From what I can gather, this approach has generated a significant increase in both the volume, accuracy and detail of oral history transcription work. In addition to the tools discussed in this article, other factors contributing to this progress may include:

A more dynamic, interactive workflow leading to greater transcriber productivity
Less repetitive labeling and formatting work
Supplementary documentation helping transcribers navigate the more technical aspects of the workflow

In addition to helping us meet our department’s accessibility standards, this process enabled us to complete our first non-English oral history collection in the form of the Hispanic Oral History Project, an initiative from 1991 copyedited by student worker Daniel Olortegui Vargas. This work in progress will be using this material to enhance the OHD item-level interface, allowing listeners to toggle between English and Non-English transcriptions. This new feature in the open-source OHD framework aims to promote the digitization of more diverse oral history collections both within and beyond the institution.

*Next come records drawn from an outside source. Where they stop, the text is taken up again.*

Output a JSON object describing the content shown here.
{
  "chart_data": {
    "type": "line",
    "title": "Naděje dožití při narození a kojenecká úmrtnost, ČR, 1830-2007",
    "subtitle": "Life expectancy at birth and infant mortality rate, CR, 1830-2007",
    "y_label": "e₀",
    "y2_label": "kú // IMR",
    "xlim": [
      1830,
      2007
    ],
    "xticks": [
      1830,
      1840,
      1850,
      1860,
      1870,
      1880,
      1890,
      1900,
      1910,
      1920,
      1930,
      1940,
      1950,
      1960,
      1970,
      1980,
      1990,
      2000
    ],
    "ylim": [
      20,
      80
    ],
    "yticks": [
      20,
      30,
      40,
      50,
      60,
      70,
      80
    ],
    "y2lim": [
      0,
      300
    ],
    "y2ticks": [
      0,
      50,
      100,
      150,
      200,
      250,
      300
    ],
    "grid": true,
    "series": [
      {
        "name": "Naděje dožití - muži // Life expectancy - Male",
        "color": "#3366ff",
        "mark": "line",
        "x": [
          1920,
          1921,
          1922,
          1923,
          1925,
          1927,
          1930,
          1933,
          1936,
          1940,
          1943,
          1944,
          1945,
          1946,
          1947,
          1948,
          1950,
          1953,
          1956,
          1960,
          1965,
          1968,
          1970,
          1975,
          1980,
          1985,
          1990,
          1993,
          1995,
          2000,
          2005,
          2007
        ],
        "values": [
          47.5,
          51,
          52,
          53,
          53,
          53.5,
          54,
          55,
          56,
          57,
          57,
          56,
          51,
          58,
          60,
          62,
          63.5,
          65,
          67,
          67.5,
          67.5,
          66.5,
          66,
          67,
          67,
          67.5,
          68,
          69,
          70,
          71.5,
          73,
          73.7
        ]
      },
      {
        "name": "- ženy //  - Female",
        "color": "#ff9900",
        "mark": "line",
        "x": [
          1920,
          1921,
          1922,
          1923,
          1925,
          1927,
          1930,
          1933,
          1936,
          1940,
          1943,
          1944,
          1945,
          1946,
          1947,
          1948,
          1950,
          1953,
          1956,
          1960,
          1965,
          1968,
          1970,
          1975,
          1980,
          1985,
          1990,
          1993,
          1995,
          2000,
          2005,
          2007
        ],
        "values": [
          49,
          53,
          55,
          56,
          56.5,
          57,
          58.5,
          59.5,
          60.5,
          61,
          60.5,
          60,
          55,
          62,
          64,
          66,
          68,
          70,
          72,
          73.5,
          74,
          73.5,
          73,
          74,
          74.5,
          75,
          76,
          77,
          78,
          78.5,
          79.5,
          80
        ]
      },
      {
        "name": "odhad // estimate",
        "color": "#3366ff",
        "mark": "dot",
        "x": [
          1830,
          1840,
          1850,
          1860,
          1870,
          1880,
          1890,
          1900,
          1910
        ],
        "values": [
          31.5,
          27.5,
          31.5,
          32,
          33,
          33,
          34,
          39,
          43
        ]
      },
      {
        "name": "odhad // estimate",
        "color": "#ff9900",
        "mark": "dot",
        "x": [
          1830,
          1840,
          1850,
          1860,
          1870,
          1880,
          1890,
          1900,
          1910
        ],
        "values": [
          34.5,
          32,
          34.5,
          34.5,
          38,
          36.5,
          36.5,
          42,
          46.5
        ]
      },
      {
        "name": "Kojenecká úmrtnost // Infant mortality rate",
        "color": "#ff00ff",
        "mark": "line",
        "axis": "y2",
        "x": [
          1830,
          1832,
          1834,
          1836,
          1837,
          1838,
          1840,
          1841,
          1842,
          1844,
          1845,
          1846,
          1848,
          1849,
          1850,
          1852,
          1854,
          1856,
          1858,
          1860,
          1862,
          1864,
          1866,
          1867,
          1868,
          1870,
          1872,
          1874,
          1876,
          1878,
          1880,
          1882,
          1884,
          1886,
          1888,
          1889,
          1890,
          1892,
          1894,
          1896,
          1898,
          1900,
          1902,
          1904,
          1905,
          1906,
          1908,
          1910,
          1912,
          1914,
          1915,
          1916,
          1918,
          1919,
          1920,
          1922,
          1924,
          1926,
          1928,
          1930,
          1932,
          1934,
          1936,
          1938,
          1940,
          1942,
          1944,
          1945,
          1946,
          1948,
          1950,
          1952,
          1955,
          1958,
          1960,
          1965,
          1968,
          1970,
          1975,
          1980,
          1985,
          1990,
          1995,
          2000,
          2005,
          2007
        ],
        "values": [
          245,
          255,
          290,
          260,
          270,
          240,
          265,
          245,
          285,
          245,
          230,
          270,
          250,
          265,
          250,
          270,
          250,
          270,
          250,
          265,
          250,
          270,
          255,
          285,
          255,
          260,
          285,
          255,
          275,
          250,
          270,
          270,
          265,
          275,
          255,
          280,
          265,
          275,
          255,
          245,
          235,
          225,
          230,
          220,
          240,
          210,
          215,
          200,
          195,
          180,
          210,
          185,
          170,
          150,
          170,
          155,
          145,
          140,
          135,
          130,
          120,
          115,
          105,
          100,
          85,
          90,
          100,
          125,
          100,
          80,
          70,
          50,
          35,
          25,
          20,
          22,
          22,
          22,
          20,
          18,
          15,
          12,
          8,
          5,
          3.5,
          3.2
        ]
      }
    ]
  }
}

Regarding the limitations of data-driven, human-edited automated tagging, program managers must communicate that automated tags are only a starting point. Tags may be incorrectly applied, missing or need to be applied more broadly to transcripts. Even when these measures are taken, the amount of detail this process accrues is drastic and easily distinguishable in OHD’s tagging visualization in the image above. One could argue that the density of the data now makes it difficult for the researcher to navigate, especially on mobile devices and this continues to be part of the conversation as we refine these processes.

✺

Conclusion

In discussing grant funding for digital initiatives, a colleague pointed out that the time-intensive nature of oral history projects often leads to their neglect. As they put it:

“Would you rather present ten oral histories or 500 photographs?”

This quantity focused selection criteria ultimately results in an existential threat, resulting in the physical vulnerability of audio materials as they languish in the archives. Bicentennial and community oral history initiatives, rich in non-academic perspective, offer a uniquely biographical account of places and provide valuable contrast and context to the accepted historical record. By utilizing machine learning, Python, and JavaScript approaches, this process aims to make digitizing these resources more efficient and accessible, promoting their preservation and availability to the public.